Fixed Effects Model – Controlling for Time Fixed Effects and Entity Invariant Variables

fixed-effects-modelmulticollinearitypanel data

I have a question about a panel data regression model in general. I have firm-level data in a single country. Is it okay to control for both time fixed effects and entity-invariant variables, such as GDP growth and interest rate (which are the same across firms but vary across years)? Ideally, I want my model to be as parsimonious as possible, i.e., without controlling for the entity-invariant variables.

However, my regression result without including them is quite bad (none are statistically significant), while the results are significant by including them. I am not sure whether the latter result is valid.

Best Answer

Is it okay to control for both time fixed effect and entity-invariant variables, such as GDP growth and interest rate (which are the same across firms but vary across years)?

No.

But let's get our terminology straight. The term "entity-invariant" means: common across entities but changes over time. In short, the year fixed effects will adjust for the unobserved factors that evolve over the years but are constant across entities.

In practice, including a full set of year dummies adjusts for both observed and unobserved factors, which means most software packages would drop your entity-invariant covariates. It appears you're sampling firms/industries within the same country, so annual GDP growth for the units within those countries should be the same. In short, all units (i.e., firms, industries, etc.) experience the same rate of change over time, assuming they're all nested within the same country. Remember, GDP is a core measure of economic prosperity—for the whole country.

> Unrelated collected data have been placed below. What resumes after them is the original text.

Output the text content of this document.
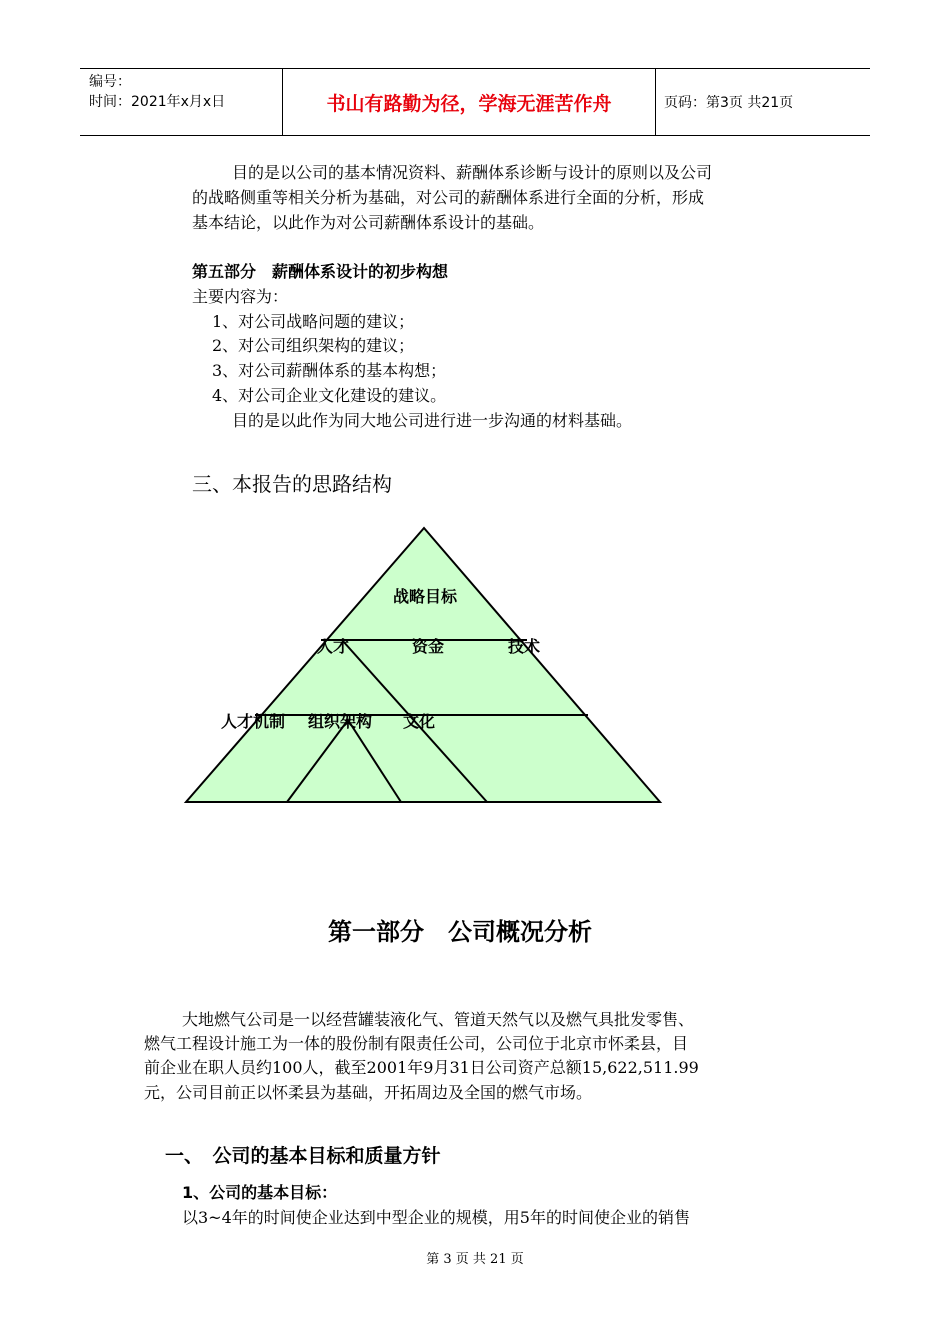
编号：
时间：2021年x月x日	书山有路勤为径，学海无涯苦作舟	页码：第3页 共21页
目的是以公司的基本情况资料、薪酬体系诊断与设计的原则以及公司
的战略侧重等相关分析为基础，对公司的薪酬体系进行全面的分析，形成
基本结论，以此作为对公司薪酬体系设计的基础。
第五部分　薪酬体系设计的初步构想
主要内容为：
1、对公司战略问题的建议；
2、对公司组织架构的建议；
3、对公司薪酬体系的基本构想；
4、对公司企业文化建设的建议。
目的是以此作为同大地公司进行进一步沟通的材料基础。
三、本报告的思路结构
战略目标
人才	资金	技术
人才机制 组织架构 文化
第一部分　公司概况分析
大地燃气公司是一以经营罐装液化气、管道天然气以及燃气具批发零售、
燃气工程设计施工为一体的股份制有限责任公司，公司位于北京市怀柔县，目
前企业在职人员约100人，截至2001年9月31日公司资产总额15,622,511.99
元，公司目前正以怀柔县为基础，开拓周边及全国的燃气市场。
一、　公司的基本目标和质量方针
1、公司的基本目标：
以3~4年的时间使企业达到中型企业的规模，用5年的时间使企业的销售
第 3 页 共 21 页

However, my regression result without including them is quite bad (none are statistically significant), while the results are significant by including them.

I wouldn't assume it's a "bad" result simply because you're missing a few asterisks next to the coefficients. Maybe a statistically insignificant result has a meaningful interpretation. It's hard to offer further guidance without actually seeing your results, but I would recommend either dropping the entity-invariant variables, or modeling "time" in a different way.